Some of us still sat too close to the television set, some of us drank too much, some of us tried drugs, some of us burned our draft cards and some of us went to Canada.
Some of us moved to New York to find fame and fortune, some of us hitch-hiked to California to find ourselves, some of us traveled to Tibet to find the meaning of life and too many of us went to Vietnam to learn the reality of death.
But the most important thing we did was to prove that it's okay to take an unpopular stand, ask a forbidden question, make a decision and then change your mind. We proved that true democracy does work and that dissent isn't synonymous with treason. We ran barefoot through the meadow, we picked the flowers and sometimes we got poison ivy, but we made the journey and we brought back some great souvenirs.
When the meadow faded into the past we put most of our flowers away for a time. There was an Astro Turf pasture ahead and the wax tulips and plastic carnations along the path looked pretty real for a while.
They didn't have to be watered or cared for and they came with the promise that they would last forever.
Now as we drag our hard fought principles on through the '90s into the 21st century we're finding the promise of immortality may have been a bit premature. The Astro Turf is wearing thin and when the wax tulips melt, nothing grows up in their place.

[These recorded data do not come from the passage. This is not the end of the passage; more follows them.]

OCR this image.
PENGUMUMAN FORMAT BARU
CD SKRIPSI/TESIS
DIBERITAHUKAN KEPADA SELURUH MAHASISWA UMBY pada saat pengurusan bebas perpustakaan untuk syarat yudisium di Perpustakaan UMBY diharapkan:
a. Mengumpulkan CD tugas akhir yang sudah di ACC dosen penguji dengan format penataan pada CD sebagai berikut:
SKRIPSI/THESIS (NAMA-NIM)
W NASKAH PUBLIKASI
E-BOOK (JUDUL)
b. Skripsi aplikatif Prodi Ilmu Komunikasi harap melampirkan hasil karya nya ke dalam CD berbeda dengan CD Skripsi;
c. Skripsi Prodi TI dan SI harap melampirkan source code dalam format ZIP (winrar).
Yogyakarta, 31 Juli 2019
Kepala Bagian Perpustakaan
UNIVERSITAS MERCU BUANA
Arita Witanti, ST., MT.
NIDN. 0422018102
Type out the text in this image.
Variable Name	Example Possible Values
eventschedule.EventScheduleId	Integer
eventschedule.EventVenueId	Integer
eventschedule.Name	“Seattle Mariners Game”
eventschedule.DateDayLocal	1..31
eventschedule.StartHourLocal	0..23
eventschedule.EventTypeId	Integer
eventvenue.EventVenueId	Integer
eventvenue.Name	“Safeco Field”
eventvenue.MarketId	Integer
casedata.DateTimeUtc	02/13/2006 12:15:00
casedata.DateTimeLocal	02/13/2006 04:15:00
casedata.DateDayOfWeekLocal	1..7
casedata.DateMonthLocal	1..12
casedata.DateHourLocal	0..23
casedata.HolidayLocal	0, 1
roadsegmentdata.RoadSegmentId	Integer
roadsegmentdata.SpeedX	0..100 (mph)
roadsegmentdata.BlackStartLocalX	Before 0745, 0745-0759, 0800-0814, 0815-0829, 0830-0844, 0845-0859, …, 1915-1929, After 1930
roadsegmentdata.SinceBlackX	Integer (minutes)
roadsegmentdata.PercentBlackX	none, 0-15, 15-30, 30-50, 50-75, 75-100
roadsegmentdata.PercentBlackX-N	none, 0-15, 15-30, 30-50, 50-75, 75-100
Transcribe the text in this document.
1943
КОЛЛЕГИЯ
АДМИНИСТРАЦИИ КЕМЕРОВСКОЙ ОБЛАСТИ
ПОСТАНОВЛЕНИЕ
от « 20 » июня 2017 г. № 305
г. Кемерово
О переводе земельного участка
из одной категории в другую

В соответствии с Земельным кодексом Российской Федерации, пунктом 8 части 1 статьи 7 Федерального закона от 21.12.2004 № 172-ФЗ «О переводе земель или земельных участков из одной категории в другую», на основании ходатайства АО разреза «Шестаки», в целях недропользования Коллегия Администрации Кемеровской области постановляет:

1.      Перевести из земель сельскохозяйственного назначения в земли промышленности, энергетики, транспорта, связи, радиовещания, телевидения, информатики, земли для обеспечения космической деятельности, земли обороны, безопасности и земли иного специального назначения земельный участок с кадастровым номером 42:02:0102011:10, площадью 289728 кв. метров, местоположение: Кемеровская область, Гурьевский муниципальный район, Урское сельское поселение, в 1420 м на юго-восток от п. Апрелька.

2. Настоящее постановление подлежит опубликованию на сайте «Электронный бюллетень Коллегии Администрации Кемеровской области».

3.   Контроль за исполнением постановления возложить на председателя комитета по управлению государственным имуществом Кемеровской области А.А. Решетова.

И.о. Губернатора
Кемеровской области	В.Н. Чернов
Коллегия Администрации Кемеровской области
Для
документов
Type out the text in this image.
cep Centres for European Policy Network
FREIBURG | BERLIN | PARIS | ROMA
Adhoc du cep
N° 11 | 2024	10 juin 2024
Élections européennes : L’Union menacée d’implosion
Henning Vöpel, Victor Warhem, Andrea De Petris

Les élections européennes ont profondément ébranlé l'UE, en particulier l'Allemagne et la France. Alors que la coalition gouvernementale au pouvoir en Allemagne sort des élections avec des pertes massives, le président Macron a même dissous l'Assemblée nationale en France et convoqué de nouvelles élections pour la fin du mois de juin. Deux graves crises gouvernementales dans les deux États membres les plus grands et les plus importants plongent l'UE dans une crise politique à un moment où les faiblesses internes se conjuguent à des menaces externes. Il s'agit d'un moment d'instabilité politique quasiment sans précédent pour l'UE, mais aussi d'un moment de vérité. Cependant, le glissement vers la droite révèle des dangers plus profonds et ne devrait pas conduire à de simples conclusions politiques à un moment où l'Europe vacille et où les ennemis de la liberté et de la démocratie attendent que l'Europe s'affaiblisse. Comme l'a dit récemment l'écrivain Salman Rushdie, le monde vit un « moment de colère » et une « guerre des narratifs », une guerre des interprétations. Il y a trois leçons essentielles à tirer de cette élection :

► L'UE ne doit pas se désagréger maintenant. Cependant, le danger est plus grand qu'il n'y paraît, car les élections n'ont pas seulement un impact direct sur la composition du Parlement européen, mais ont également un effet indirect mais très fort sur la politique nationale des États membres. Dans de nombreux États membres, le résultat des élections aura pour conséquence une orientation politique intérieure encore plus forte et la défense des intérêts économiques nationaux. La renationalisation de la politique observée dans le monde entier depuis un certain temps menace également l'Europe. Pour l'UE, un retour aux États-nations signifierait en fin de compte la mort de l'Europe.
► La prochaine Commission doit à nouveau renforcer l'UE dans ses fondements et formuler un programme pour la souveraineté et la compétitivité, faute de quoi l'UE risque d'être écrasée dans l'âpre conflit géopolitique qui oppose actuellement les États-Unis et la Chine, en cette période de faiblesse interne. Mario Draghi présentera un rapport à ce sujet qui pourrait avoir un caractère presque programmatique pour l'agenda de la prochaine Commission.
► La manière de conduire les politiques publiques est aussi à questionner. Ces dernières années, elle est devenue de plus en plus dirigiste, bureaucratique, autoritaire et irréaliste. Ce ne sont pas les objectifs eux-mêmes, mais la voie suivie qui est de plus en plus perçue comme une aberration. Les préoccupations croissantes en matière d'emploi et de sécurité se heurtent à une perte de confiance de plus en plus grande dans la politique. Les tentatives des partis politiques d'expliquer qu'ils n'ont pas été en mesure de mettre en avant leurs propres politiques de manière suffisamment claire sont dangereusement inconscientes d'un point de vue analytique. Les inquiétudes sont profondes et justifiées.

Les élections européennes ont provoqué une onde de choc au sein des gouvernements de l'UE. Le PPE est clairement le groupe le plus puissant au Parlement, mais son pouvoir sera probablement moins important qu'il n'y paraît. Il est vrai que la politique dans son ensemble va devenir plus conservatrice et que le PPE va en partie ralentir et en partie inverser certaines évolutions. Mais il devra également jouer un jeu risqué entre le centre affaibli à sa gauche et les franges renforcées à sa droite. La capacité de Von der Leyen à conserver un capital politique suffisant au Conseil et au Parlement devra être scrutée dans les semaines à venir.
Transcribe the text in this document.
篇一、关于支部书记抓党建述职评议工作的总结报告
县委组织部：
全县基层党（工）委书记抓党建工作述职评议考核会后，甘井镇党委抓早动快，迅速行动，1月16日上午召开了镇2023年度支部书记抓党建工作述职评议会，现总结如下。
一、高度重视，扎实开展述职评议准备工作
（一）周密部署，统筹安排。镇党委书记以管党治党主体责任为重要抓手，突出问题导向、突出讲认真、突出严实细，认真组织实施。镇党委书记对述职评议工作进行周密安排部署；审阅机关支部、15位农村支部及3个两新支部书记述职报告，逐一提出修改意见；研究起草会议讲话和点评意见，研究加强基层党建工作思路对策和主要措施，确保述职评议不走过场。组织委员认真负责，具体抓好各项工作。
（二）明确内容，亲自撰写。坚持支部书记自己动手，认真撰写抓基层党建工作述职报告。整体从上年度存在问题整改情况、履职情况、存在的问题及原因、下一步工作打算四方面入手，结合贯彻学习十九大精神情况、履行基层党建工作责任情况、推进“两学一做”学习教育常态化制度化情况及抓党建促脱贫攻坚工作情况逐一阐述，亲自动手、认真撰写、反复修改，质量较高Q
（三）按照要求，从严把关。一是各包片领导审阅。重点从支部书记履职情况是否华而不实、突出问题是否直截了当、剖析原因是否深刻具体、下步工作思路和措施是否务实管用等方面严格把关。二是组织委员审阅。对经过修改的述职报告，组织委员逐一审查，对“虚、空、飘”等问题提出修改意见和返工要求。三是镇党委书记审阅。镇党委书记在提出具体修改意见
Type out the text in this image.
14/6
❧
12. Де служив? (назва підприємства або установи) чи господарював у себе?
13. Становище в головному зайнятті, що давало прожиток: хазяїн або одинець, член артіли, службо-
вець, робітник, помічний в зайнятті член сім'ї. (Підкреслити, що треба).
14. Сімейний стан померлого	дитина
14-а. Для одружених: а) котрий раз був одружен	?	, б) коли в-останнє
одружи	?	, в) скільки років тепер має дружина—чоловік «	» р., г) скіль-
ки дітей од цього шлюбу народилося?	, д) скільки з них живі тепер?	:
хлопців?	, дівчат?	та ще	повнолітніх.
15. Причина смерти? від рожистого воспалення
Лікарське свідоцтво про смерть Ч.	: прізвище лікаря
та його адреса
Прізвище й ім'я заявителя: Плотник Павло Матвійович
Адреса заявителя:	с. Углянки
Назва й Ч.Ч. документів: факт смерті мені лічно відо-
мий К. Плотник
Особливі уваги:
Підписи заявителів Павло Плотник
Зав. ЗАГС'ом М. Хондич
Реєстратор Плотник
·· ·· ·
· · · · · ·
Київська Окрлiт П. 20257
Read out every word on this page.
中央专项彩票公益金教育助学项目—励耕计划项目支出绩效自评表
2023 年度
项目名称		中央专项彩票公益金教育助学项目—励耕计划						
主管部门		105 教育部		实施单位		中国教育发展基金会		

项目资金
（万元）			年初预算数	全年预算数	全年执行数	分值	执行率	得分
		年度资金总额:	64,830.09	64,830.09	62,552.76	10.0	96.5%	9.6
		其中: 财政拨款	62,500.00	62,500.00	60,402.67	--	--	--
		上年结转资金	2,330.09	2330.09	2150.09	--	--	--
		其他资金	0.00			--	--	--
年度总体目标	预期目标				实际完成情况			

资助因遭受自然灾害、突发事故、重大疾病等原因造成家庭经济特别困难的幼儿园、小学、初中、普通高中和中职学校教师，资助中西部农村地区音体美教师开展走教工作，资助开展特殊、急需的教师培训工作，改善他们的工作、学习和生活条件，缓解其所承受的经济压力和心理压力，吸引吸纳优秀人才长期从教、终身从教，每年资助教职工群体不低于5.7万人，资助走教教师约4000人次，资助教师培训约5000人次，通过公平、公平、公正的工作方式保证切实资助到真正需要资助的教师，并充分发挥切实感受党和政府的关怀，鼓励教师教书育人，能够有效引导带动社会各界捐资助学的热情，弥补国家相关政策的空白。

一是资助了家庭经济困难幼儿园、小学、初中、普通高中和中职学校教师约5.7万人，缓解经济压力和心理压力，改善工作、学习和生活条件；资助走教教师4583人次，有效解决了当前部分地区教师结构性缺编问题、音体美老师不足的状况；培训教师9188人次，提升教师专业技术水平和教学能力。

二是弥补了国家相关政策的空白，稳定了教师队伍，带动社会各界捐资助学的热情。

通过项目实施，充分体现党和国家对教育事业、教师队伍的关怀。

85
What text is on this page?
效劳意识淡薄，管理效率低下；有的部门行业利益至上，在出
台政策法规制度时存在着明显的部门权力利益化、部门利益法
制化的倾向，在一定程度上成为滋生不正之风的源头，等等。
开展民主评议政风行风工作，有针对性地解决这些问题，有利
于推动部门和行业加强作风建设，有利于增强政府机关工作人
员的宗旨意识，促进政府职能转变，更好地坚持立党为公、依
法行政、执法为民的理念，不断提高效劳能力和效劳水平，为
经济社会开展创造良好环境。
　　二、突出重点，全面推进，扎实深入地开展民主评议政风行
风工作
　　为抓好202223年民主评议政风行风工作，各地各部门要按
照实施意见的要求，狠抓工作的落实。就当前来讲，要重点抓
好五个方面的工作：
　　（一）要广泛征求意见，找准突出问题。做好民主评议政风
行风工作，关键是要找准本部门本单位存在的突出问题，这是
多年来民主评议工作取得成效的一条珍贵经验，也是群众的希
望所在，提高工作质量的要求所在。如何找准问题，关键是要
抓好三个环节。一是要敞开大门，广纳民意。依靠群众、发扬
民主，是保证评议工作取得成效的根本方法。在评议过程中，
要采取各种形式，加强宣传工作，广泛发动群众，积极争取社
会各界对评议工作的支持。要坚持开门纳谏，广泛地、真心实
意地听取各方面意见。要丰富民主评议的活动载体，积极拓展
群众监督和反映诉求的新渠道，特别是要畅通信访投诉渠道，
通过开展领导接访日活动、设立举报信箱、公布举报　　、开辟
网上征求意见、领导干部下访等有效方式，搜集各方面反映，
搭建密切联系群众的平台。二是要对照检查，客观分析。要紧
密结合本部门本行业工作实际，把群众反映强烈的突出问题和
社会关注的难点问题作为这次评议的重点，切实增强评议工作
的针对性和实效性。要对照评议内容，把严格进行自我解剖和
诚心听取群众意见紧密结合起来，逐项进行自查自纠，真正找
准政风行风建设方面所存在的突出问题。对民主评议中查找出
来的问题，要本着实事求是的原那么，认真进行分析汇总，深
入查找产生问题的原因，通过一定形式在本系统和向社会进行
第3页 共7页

The artificial landscape won't last forever though.
Soon some of the old flowers are sure to break through and the meadow will have a new start. Then the rains will come and the whole process will begin all over again.
The latest pampered generation will have a whole new set of questions about a whole new set of issues. They'll come to us looking for the answers, and hopefully we'll know what to say.
But if they ask me, I'll hand them a pair of garden shears and a flower basket.
And I'll tell them to watch out for the cow patties and the poison ivy.